Tobaron's work was introduced to me through having been told of a particular piece entitled Opshernish, which I have unfortunately never experienced live but had heard about, been told about, read about and of which I have seen ample documentation. It was a work that transfixed me because of its simplicity and beauty, and yet which walloped quite the conceptual punch. Tobaron's artistic practice challenges definitions and re-lines demarcations. It delves into (transit) verbs such as change, transform, modify and is about the altering of shapes, forms and appearances. Works engineered by Tobaron do not necessarily challenge in a confrontational or a necessarily pro-actively noisy manner - rather they insinuate themselves intellectually, conceptually instigating in a settling fashion. Lechem oni/prusa is, in essence, a work about work, about making one thing from another, about process, method and transmogrification.

Paul Hurley is an artist constantly transforming himself both in regards to theme and to thesis, to actual practice and academic treatise. The bulk of his works truly embody Kafka's notion of metamorphosis and are, as Paul himself would explain explorations of a queer becoming that is one of resistance and liberating catharsis. They are in part Foucault, Pierre et Gilles, physical and actual, with a soupcon perhaps of a tongue in cheek. I asked Paul to perform two works for this performance series as I felt that Becoming-snail and Becoming-locust, although part of the same serial exploration, are different perspectives on a theme of incarnation. One work is about embodiment, mimicry and endurance while the other portrayal dares to flirt, to transvestitualize the act of morphing - celebrating, in mardi-gras-like fashion, the act of transitioning, of having transformed, and subsequently of baptizing the newly formed identity.

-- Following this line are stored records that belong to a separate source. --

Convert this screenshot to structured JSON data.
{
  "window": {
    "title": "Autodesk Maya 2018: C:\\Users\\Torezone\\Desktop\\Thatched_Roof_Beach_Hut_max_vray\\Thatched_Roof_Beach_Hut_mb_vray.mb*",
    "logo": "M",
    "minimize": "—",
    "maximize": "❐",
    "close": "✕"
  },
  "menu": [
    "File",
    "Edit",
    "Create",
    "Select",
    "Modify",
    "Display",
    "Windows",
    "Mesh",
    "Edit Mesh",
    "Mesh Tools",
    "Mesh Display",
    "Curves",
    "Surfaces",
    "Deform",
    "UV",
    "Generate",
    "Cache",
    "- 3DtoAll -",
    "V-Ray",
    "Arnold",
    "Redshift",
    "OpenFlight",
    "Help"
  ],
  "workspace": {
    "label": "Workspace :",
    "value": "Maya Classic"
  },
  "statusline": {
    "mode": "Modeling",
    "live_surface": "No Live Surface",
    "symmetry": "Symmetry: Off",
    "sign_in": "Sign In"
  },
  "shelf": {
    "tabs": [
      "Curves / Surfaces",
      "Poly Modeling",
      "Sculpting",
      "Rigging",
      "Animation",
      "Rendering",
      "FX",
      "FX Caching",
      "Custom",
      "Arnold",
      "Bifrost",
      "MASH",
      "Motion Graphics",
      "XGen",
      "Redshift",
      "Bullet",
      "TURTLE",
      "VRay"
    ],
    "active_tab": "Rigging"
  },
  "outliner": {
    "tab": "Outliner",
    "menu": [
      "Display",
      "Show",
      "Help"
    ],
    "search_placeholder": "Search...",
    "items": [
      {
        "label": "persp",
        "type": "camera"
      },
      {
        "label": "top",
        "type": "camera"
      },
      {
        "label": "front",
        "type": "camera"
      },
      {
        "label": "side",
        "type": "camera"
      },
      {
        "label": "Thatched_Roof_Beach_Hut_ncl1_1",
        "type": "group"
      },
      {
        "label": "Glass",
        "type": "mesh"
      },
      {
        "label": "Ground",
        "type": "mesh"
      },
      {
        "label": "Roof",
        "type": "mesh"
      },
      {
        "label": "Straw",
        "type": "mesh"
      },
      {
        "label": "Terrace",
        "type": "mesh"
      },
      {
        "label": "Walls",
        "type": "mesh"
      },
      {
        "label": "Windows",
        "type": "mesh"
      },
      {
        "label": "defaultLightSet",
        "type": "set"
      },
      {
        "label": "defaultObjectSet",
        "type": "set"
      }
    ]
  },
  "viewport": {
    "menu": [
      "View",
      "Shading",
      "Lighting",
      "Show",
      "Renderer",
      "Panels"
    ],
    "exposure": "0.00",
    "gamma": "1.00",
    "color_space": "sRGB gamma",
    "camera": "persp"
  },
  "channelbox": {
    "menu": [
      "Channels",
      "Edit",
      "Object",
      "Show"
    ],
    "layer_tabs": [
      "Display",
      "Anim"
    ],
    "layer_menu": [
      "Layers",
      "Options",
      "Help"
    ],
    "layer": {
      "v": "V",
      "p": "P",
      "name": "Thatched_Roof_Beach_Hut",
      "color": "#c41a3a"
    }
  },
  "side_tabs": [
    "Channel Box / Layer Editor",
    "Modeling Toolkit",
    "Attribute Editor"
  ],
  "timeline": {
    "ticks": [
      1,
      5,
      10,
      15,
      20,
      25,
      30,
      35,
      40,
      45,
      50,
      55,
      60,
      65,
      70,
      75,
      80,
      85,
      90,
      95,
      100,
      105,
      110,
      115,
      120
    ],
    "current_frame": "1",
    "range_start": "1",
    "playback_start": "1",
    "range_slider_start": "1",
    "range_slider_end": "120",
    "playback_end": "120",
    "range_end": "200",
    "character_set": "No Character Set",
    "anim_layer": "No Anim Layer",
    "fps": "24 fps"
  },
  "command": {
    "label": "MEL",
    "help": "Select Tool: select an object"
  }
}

At the end of the day, this performing art series asks only that you consider for one nano second that queer art in all its spectacular forms is founded largely upon change, upon the acts of changing, of becoming, and of eventually being. The work created is the journey, records of advancement, reflecting the significance of transformation within the queer community; how there exists a need to challenge what is fixed, to redefine and reclaim, and re-invent regardless of what some deem a pandemic assimilation.

In other words - to morph from Bambi into a buck, from a regular butterfly into Madame Butterfly. Look at Madonna, she's all about re-invention, all about tossing constructs.